Sin embargo, Trump y Macron tienen razón en que pensar en la OTAN únicamente en términos del conflicto geoestratégico con Rusia la hace irrelevante para la actual y posiblemente mucho más seria lucha contra el terror islamista. Ese es el verdadero trabajo de la OTAN en el siglo XXI. También es la razón por la que su estructura actual, con Turquía en el interior e Israel en el exterior, sigue siendo un gran problema.
Turquía se unió a la OTAN, junto con su antagonista histórico, Grecia, en 1951, dos años después de la fundación de la alianza. Admitir a Turquía tenía sentido en ese momento por dos razones. Una de ellas era que su posición estratégica fronteriza con la Unión Soviética hacía que fuera esencial para cualquier esfuerzo contener el impulso expansionista de Moscú, tanto para socavar la estabilidad del mundo de la posguerra como para propagar el comunismo. La Turquía de la posguerra fue también una próspera democracia secular cuyos partidos gobernantes estaban interesados en formar parte de Europa, en lugar de centrarse en las glorias perdidas del Imperio Otomano.

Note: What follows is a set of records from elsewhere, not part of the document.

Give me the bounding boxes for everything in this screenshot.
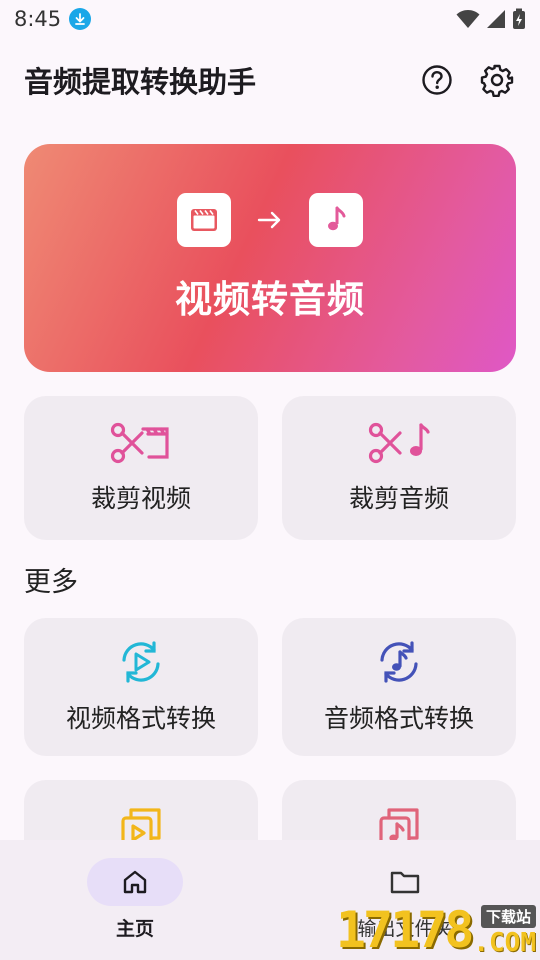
status-left: 8:45 (14, 7, 92, 31)
hero-tile-video (177, 193, 231, 247)
watermark-suffix: .COM (473, 928, 536, 958)
video-format-convert-label: 视频格式转换 (65, 704, 216, 733)
nav-home-label: 主页 (115, 918, 154, 940)
arrow-right-icon (257, 211, 281, 229)
more-section-title: 更多 (24, 567, 78, 598)
status-time: 8:45 (14, 7, 62, 31)
help-button[interactable] (418, 61, 456, 99)
music-note-icon (328, 206, 346, 231)
cut-audio-icon (368, 422, 430, 464)
video-clapper-icon (191, 209, 217, 231)
folder-icon (390, 871, 420, 894)
watermark-logo: 17178 下载站 .COM (336, 902, 536, 958)
status-bar: 8:45 (0, 0, 540, 38)
audio-convert-icon (380, 641, 418, 683)
cut-audio-label: 裁剪音频 (348, 484, 449, 513)
settings-button[interactable] (478, 61, 516, 99)
battery-charging-icon (513, 8, 525, 29)
nav-folder-pill (357, 858, 453, 906)
watermark-tag: 下载站 (480, 905, 536, 928)
gear-icon (480, 64, 514, 97)
cut-video-card[interactable]: 裁剪视频 (24, 396, 258, 540)
cut-video-label: 裁剪视频 (90, 484, 191, 513)
cut-video-icon (110, 422, 169, 464)
wifi-icon (456, 10, 480, 28)
video-to-audio-card[interactable]: 视频转音频 (24, 144, 516, 372)
hero-tile-audio (309, 193, 363, 247)
video-format-convert-card[interactable]: 视频格式转换 (24, 618, 258, 756)
hero-title: 视频转音频 (175, 278, 365, 321)
watermark-number: 17178 (335, 901, 475, 959)
video-convert-icon (122, 641, 160, 683)
audio-format-convert-label: 音频格式转换 (323, 704, 474, 733)
hero-icons (177, 193, 363, 247)
status-right (456, 8, 526, 30)
home-icon (123, 870, 147, 894)
nav-item-home[interactable]: 主页 (0, 840, 270, 960)
cell-signal-icon (487, 10, 505, 28)
app-actions (418, 61, 516, 99)
nav-home-pill (87, 858, 183, 906)
cut-audio-card[interactable]: 裁剪音频 (282, 396, 516, 540)
audio-format-convert-card[interactable]: 音频格式转换 (282, 618, 516, 756)
app-title: 音频提取转换助手 (24, 65, 257, 99)
watermark-side: 下载站 .COM (473, 905, 536, 958)
download-icon (69, 8, 92, 30)
app-bar: 音频提取转换助手 (0, 52, 540, 108)
help-circle-icon (422, 65, 452, 95)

Pero la Turquía contemporánea es un país muy diferente. En las últimas dos décadas, el ascenso del Partido AKP y su líder, Recep Tayyip Erdogan, ha transformado una república democrática secularmente declarada en un estado autoritario islamista. Como tal, se ha apartado de la misión de la OTAN de defender la democracia europea. Juega en ambos extremos contra el centro con respecto a Rusia comprando un sistema de defensa antimisiles de Moscú y se niega a coordinar la política de seguridad con los Estados Unidos y la OTAN.

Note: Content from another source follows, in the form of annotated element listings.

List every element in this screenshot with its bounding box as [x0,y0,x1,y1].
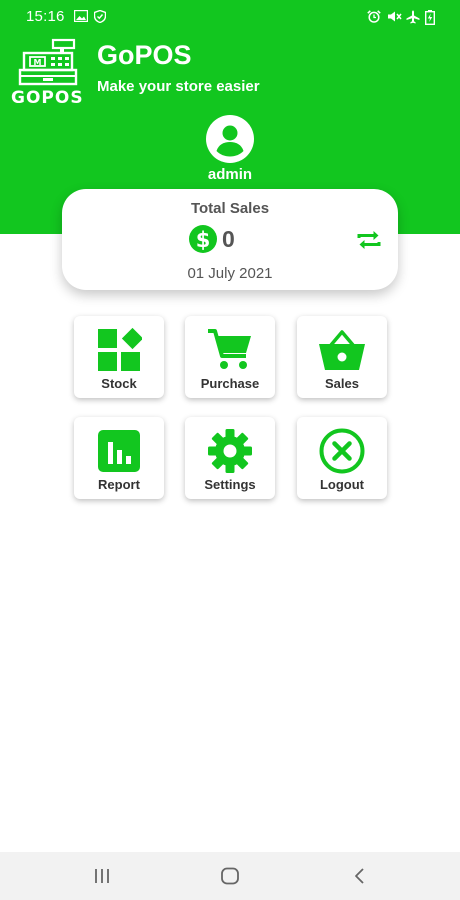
app-logo: M GOPOS [8,38,88,108]
back-button[interactable] [320,852,400,900]
logo-text: GOPOS [11,88,84,108]
shield-icon [94,10,106,23]
svg-text:$: $ [196,228,211,252]
battery-charging-icon [425,10,435,25]
report-label: Report [98,477,140,492]
logout-button[interactable]: Logout [297,417,387,499]
status-time: 15:16 [26,8,65,25]
cash-register-icon: M [18,38,78,86]
cart-icon [208,329,251,369]
app-title: GoPOS [97,40,192,70]
purchase-button[interactable]: Purchase [185,316,275,398]
back-icon [355,868,364,884]
logout-label: Logout [319,477,365,492]
system-nav-bar [0,852,460,900]
close-circle-icon [319,428,365,474]
home-button[interactable] [190,852,270,900]
stock-label: Stock [101,376,137,391]
sales-button[interactable]: Sales [297,316,387,398]
dollar-icon: $ [189,225,217,253]
recent-apps-button[interactable] [62,852,142,900]
recent-apps-icon [95,869,109,883]
image-icon [74,10,88,22]
home-icon [221,867,239,885]
mute-icon [388,11,402,22]
gear-icon [208,429,252,473]
sales-label: Sales [325,376,359,391]
status-bar: 15:16 [0,0,460,34]
bar-chart-icon [98,430,140,472]
total-sales-value: 0 [222,226,235,252]
repeat-icon[interactable] [355,226,383,254]
airplane-icon [406,10,420,24]
user-name: admin [207,166,253,183]
purchase-label: Purchase [200,376,260,391]
total-sales-date: 01 July 2021 [187,265,273,282]
total-sales-title: Total Sales [190,200,270,217]
svg-text:M: M [34,58,42,67]
total-sales-card: Total Sales $ 0 01 July 2021 [62,189,398,290]
settings-label: Settings [204,477,256,492]
basket-icon [319,330,365,370]
alarm-icon [367,10,381,23]
app-subtitle: Make your store easier [97,78,260,95]
stock-icon [98,327,142,371]
report-button[interactable]: Report [74,417,164,499]
stock-button[interactable]: Stock [74,316,164,398]
settings-button[interactable]: Settings [185,417,275,499]
avatar-icon[interactable] [206,115,254,163]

Erdogan también critica a la OTAN por no estar suficientemente preocupada por el terrorismo. Pero con eso se refiere a la comprensible renuencia de los miembros de la alianza a compartir su entusiasmo por la guerra de Turquía contra los kurdos. Los turcos han intentado eliminar la identidad kurda dentro de sus fronteras y consideran el nacionalismo kurdo en otros lugares como una amenaza a su propia soberanía, a pesar de los sufrimientos de este grupo de personas. Hay, de hecho, grupos kurdos considerados terroristas, pero considerar todo el nacionalismo kurdo de esa manera es un error profundo. Y para un país como Turquía, que siempre ha apoyado al grupo terrorista Hamás, la idea de que representa un baluarte contra el terror es absurda.

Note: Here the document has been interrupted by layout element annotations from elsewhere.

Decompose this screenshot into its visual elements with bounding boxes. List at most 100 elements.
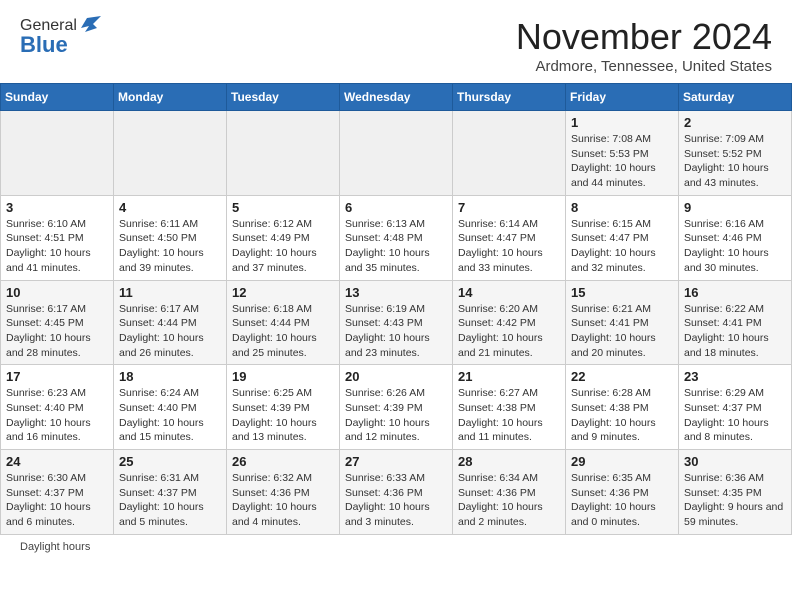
day-info: Sunrise: 6:33 AM Sunset: 4:36 PM Dayligh… (345, 471, 447, 530)
calendar-cell: 3Sunrise: 6:10 AM Sunset: 4:51 PM Daylig… (1, 195, 114, 280)
day-info: Sunrise: 6:25 AM Sunset: 4:39 PM Dayligh… (232, 386, 334, 445)
day-number: 10 (6, 285, 108, 300)
day-number: 1 (571, 115, 673, 130)
col-header-tuesday: Tuesday (227, 84, 340, 111)
calendar-cell (114, 111, 227, 196)
calendar-table: SundayMondayTuesdayWednesdayThursdayFrid… (0, 83, 792, 535)
calendar-cell: 1 Sunrise: 7:08 AM Sunset: 5:53 PM Daylig… (566, 111, 679, 196)
day-info: Sunrise: 6:27 AM Sunset: 4:38 PM Dayligh… (458, 386, 560, 445)
calendar-cell: 17Sunrise: 6:23 AM Sunset: 4:40 PM Dayli… (1, 365, 114, 450)
day-info: Sunrise: 7:08 AM Sunset: 5:53 PM Dayligh… (571, 132, 673, 191)
day-number: 20 (345, 369, 447, 384)
day-info: Sunrise: 6:24 AM Sunset: 4:40 PM Dayligh… (119, 386, 221, 445)
calendar-cell: 22Sunrise: 6:28 AM Sunset: 4:38 PM Dayli… (566, 365, 679, 450)
day-number: 7 (458, 200, 560, 215)
col-header-monday: Monday (114, 84, 227, 111)
day-info: Sunrise: 6:17 AM Sunset: 4:44 PM Dayligh… (119, 302, 221, 361)
month-title: November 2024 (516, 16, 772, 58)
day-info: Sunrise: 6:18 AM Sunset: 4:44 PM Dayligh… (232, 302, 334, 361)
location-text: Ardmore, Tennessee, United States (516, 58, 772, 75)
calendar-cell: 29 Sunrise: 6:35 AM Sunset: 4:36 PM Dayli… (566, 450, 679, 535)
logo-bird-icon (79, 14, 101, 36)
calendar-legend: Daylight hours (0, 535, 792, 561)
day-number: 13 (345, 285, 447, 300)
calendar-cell: 23Sunrise: 6:29 AM Sunset: 4:37 PM Dayli… (679, 365, 792, 450)
col-header-wednesday: Wednesday (340, 84, 453, 111)
calendar-week-1: 1 Sunrise: 7:08 AM Sunset: 5:53 PM Daylig… (1, 111, 792, 196)
day-info: Sunrise: 6:13 AM Sunset: 4:48 PM Dayligh… (345, 217, 447, 276)
calendar-week-5: 24 Sunrise: 6:30 AM Sunset: 4:37 PM Dayli… (1, 450, 792, 535)
day-number: 18 (119, 369, 221, 384)
calendar-cell: 9 Sunrise: 6:16 AM Sunset: 4:46 PM Daylig… (679, 195, 792, 280)
calendar-cell: 15 Sunrise: 6:21 AM Sunset: 4:41 PM Dayli… (566, 280, 679, 365)
day-info: Sunrise: 6:31 AM Sunset: 4:37 PM Dayligh… (119, 471, 221, 530)
daylight-hours-label: Daylight hours (20, 541, 90, 553)
day-number: 23 (684, 369, 786, 384)
calendar-cell: 18 Sunrise: 6:24 AM Sunset: 4:40 PM Dayli… (114, 365, 227, 450)
day-info: Sunrise: 6:20 AM Sunset: 4:42 PM Dayligh… (458, 302, 560, 361)
day-number: 14 (458, 285, 560, 300)
logo-blue-text: Blue (20, 32, 68, 58)
day-number: 19 (232, 369, 334, 384)
calendar-cell: 8 Sunrise: 6:15 AM Sunset: 4:47 PM Daylig… (566, 195, 679, 280)
day-info: Sunrise: 6:22 AM Sunset: 4:41 PM Dayligh… (684, 302, 786, 361)
header-row: SundayMondayTuesdayWednesdayThursdayFrid… (1, 84, 792, 111)
day-number: 15 (571, 285, 673, 300)
day-number: 21 (458, 369, 560, 384)
day-number: 3 (6, 200, 108, 215)
calendar-body: 1 Sunrise: 7:08 AM Sunset: 5:53 PM Daylig… (1, 111, 792, 535)
day-info: Sunrise: 6:32 AM Sunset: 4:36 PM Dayligh… (232, 471, 334, 530)
day-number: 9 (684, 200, 786, 215)
day-info: Sunrise: 6:28 AM Sunset: 4:38 PM Dayligh… (571, 386, 673, 445)
day-info: Sunrise: 7:09 AM Sunset: 5:52 PM Dayligh… (684, 132, 786, 191)
day-number: 25 (119, 454, 221, 469)
day-info: Sunrise: 6:12 AM Sunset: 4:49 PM Dayligh… (232, 217, 334, 276)
day-info: Sunrise: 6:21 AM Sunset: 4:41 PM Dayligh… (571, 302, 673, 361)
calendar-cell: 5 Sunrise: 6:12 AM Sunset: 4:49 PM Daylig… (227, 195, 340, 280)
calendar-cell: 2Sunrise: 7:09 AM Sunset: 5:52 PM Daylig… (679, 111, 792, 196)
calendar-header: SundayMondayTuesdayWednesdayThursdayFrid… (1, 84, 792, 111)
day-info: Sunrise: 6:11 AM Sunset: 4:50 PM Dayligh… (119, 217, 221, 276)
calendar-cell: 27 Sunrise: 6:33 AM Sunset: 4:36 PM Dayli… (340, 450, 453, 535)
day-info: Sunrise: 6:30 AM Sunset: 4:37 PM Dayligh… (6, 471, 108, 530)
calendar-cell: 24 Sunrise: 6:30 AM Sunset: 4:37 PM Dayli… (1, 450, 114, 535)
day-info: Sunrise: 6:35 AM Sunset: 4:36 PM Dayligh… (571, 471, 673, 530)
calendar-cell (453, 111, 566, 196)
title-area: November 2024 Ardmore, Tennessee, United… (516, 16, 772, 75)
day-number: 29 (571, 454, 673, 469)
day-number: 4 (119, 200, 221, 215)
calendar-cell: 7Sunrise: 6:14 AM Sunset: 4:47 PM Daylig… (453, 195, 566, 280)
calendar-cell: 25 Sunrise: 6:31 AM Sunset: 4:37 PM Dayli… (114, 450, 227, 535)
day-info: Sunrise: 6:17 AM Sunset: 4:45 PM Dayligh… (6, 302, 108, 361)
calendar-cell: 12Sunrise: 6:18 AM Sunset: 4:44 PM Dayli… (227, 280, 340, 365)
day-info: Sunrise: 6:16 AM Sunset: 4:46 PM Dayligh… (684, 217, 786, 276)
col-header-sunday: Sunday (1, 84, 114, 111)
day-number: 5 (232, 200, 334, 215)
calendar-cell: 30Sunrise: 6:36 AM Sunset: 4:35 PM Dayli… (679, 450, 792, 535)
calendar-cell: 28 Sunrise: 6:34 AM Sunset: 4:36 PM Dayli… (453, 450, 566, 535)
col-header-thursday: Thursday (453, 84, 566, 111)
day-number: 8 (571, 200, 673, 215)
calendar-cell: 13Sunrise: 6:19 AM Sunset: 4:43 PM Dayli… (340, 280, 453, 365)
day-number: 11 (119, 285, 221, 300)
day-number: 30 (684, 454, 786, 469)
day-number: 24 (6, 454, 108, 469)
day-info: Sunrise: 6:26 AM Sunset: 4:39 PM Dayligh… (345, 386, 447, 445)
calendar-week-4: 17Sunrise: 6:23 AM Sunset: 4:40 PM Dayli… (1, 365, 792, 450)
calendar-cell: 6Sunrise: 6:13 AM Sunset: 4:48 PM Daylig… (340, 195, 453, 280)
calendar-cell (340, 111, 453, 196)
day-number: 16 (684, 285, 786, 300)
calendar-cell: 16 Sunrise: 6:22 AM Sunset: 4:41 PM Dayli… (679, 280, 792, 365)
day-number: 26 (232, 454, 334, 469)
day-info: Sunrise: 6:15 AM Sunset: 4:47 PM Dayligh… (571, 217, 673, 276)
col-header-saturday: Saturday (679, 84, 792, 111)
day-number: 28 (458, 454, 560, 469)
calendar-cell: 4 Sunrise: 6:11 AM Sunset: 4:50 PM Daylig… (114, 195, 227, 280)
day-info: Sunrise: 6:34 AM Sunset: 4:36 PM Dayligh… (458, 471, 560, 530)
calendar-cell: 14 Sunrise: 6:20 AM Sunset: 4:42 PM Dayli… (453, 280, 566, 365)
day-number: 17 (6, 369, 108, 384)
page-header: General Blue November 2024 Ardmore, Tenn… (0, 0, 792, 83)
col-header-friday: Friday (566, 84, 679, 111)
calendar-cell: 26 Sunrise: 6:32 AM Sunset: 4:36 PM Dayli… (227, 450, 340, 535)
day-number: 27 (345, 454, 447, 469)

Al mismo tiempo, los Estados Unidos y la OTAN dependen en gran medida de Israel cuando se trata de la lucha contra el terrorismo. No es ningún secreto que la información de inteligencia compartida por Israel es vital para la seguridad de Estados Unidos y de la alianza. Israel se coordina estrechamente con los estadounidenses y los europeos occidentales cuando se trata de la batalla contra ISIS y la amenaza de Irán. Los ejercicios conjuntos que Estados Unidos y otros aliados de la OTAN llevan a cabo con Israel son también una indicación de que, aunque el Estado judío no forma parte de una estructura de alianza formal como la OTAN, es un elemento esencial en la defensa de Occidente. Y sin embargo, Erdogan fue festejado, junto con el resto de los líderes de la OTAN, en la cumbre del aniversario en Londres, mientras que el Primer Ministro israelí Benjamín Netanyahu fue excluido de manera explícita.
Hablar sobre el desguace de la OTAN, ya venga de los partidarios del triunfo neoaislacionista de “América Primero” o de los izquierdistas que ven la proyección del poder de Estados Unidos como intrínsecamente malvada, es igualmente erróneo. Pero si la OTAN quiere seguir desempeñando el papel de defensora de la democracia que pretendían sus fundadores, tendrá que cambiar. Puede empezar por encontrar una manera de dejar de lado a la Turquía de Erdogan, mientras que, ya sea formal o informalmente, incluir a Israel dentro de la alianza.